A Case For Additives In Ice Cream
Many turn up their noses at the first mention of stabilizers, thickeners and emulsifiers, associating them with the idea of something created in a lab, therefore artificial, which would undermine the alleged purity and quality of the true artisanal ice cream. We’ll therefore start this article off with no further ado by debunking such a myth: thickeners are, for the most part, naturally sourced.
So what are the advantages of using thickeners such as guar and carob? By taking water in, they make ice-cream mixes stickier; moreover, they slow down both the formation of ice when the cabinets inside your parlor defrost and the melting process of ice cream (which makes parents with small kids really happy!). Different thickeners may develop either of these two features in a more marked way, and this is why they’re usually employed in pairs or groups. Once solubilized, a stabilizer can ensue two different processes: jellification and thickening, which apart from looking very much alike on the surface, underlie very different chemical processes. Examples of ice-cream thickeners are carrageenan, sodium alginate and tara gum.

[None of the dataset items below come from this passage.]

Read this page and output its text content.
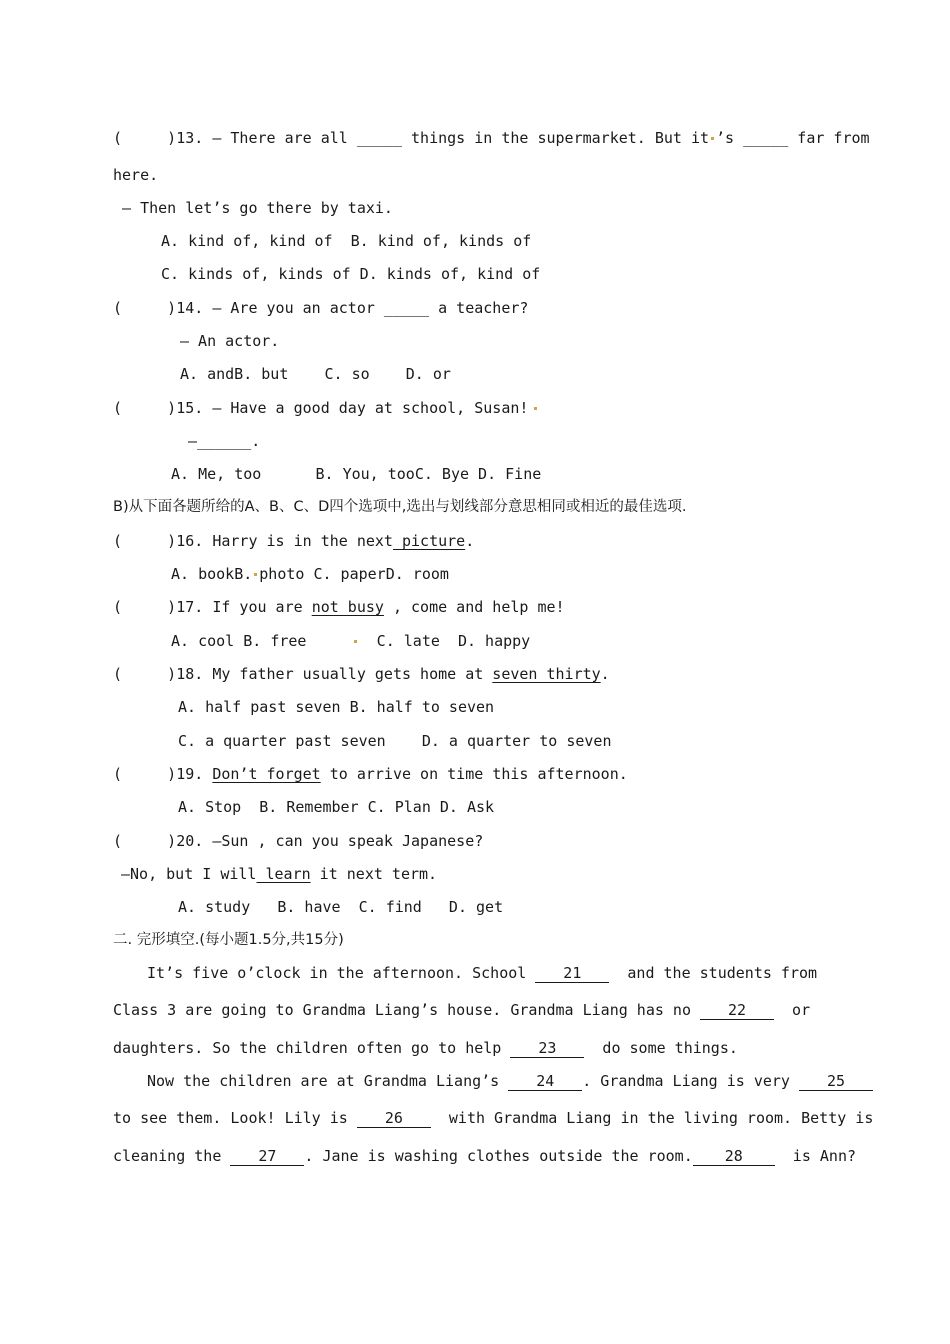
(     )13. — There are all _____ things in the supermarket. But it ’s _____ far from
here.
— Then let’s go there by taxi.
A. kind of, kind of  B. kind of, kinds of
C. kinds of, kinds of D. kinds of, kind of
(     )14. — Are you an actor _____ a teacher?
— An actor.
A. andB. but    C. so    D. or
(     )15. — Have a good day at school, Susan!
—______.
A. Me, too      B. You, tooC. Bye D. Fine
B)从下面各题所给的A、B、C、D四个选项中,选出与划线部分意思相同或相近的最佳选项.
(     )16. Harry is in the next picture.
A. bookB. photo C. paperD. room
(     )17. If you are not busy , come and help me!
A. cool B. free       C. late  D. happy
(     )18. My father usually gets home at seven thirty.
A. half past seven B. half to seven
C. a quarter past seven    D. a quarter to seven
(     )19. Don’t forget to arrive on time this afternoon.
A. Stop  B. Remember C. Plan D. Ask
(     )20. —Sun , can you speak Japanese?
—No, but I will learn it next term.
A. study   B. have  C. find   D. get
二. 完形填空.(每小题1.5分,共15分)
It’s five o’clock in the afternoon. School 21  and the students from
Class 3 are going to Grandma Liang’s house. Grandma Liang has no 22  or
daughters. So the children often go to help 23  do some things.
Now the children are at Grandma Liang’s 24 . Grandma Liang is very 25
to see them. Look! Lily is 26  with Grandma Liang in the living room. Betty is
cleaning the 27 . Jane is washing clothes outside the room. 28  is Ann?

Additives In Ice Creams: Should We Use Them Or Not?
Additives are easily recognizable on any product’s label because they are referred to through the letter E followed by a number, which is their European official form of identification. As for all things in life, the problem lies in overdosage, which by the way doesn’t happen when sticking to tried and tested recipes for the usage of neutral bases: we indeed normally add 5 grams of additives for each kilo of ice cream, a ridiculous quantity which comprises stabilizers, thickeners and emulsifiers, all working together to improve the texture of ice cream.
What happens, though, when we overdose additives, whose main purpose is to make ice cream thicker and stickier? We get an ice cream that is too jelly, hard to spread and with an unpleasant texture. What to do then? Use an ice-cream base with a correct balance of additives or opt for an additive-free complete ice-cream base, so as to get just the right creaminess even without the addition of the infamous “E” elements.
Another viable solution is replacing a neutral base with a mix of plant fibers: alongside with being packed with healthy components, they suit any kind of recipe without altering the taste of the final product, to which they add creaminess and spreadability. Plant fibers such as the ones extracted from baobab and corn, which you can find in our special selection of high-fiber ice-cream bases, can be used in any preparation, both milk bases (such as our Base 40) and water bases (such as our Efrutta). As they’re soluble fibers, they possess a series of additional advantages such as:
- Higher digestibility in comparison to other kinds of fibers;
- Better resistance to thermal treatments;
- Increased stability in pH adjustments.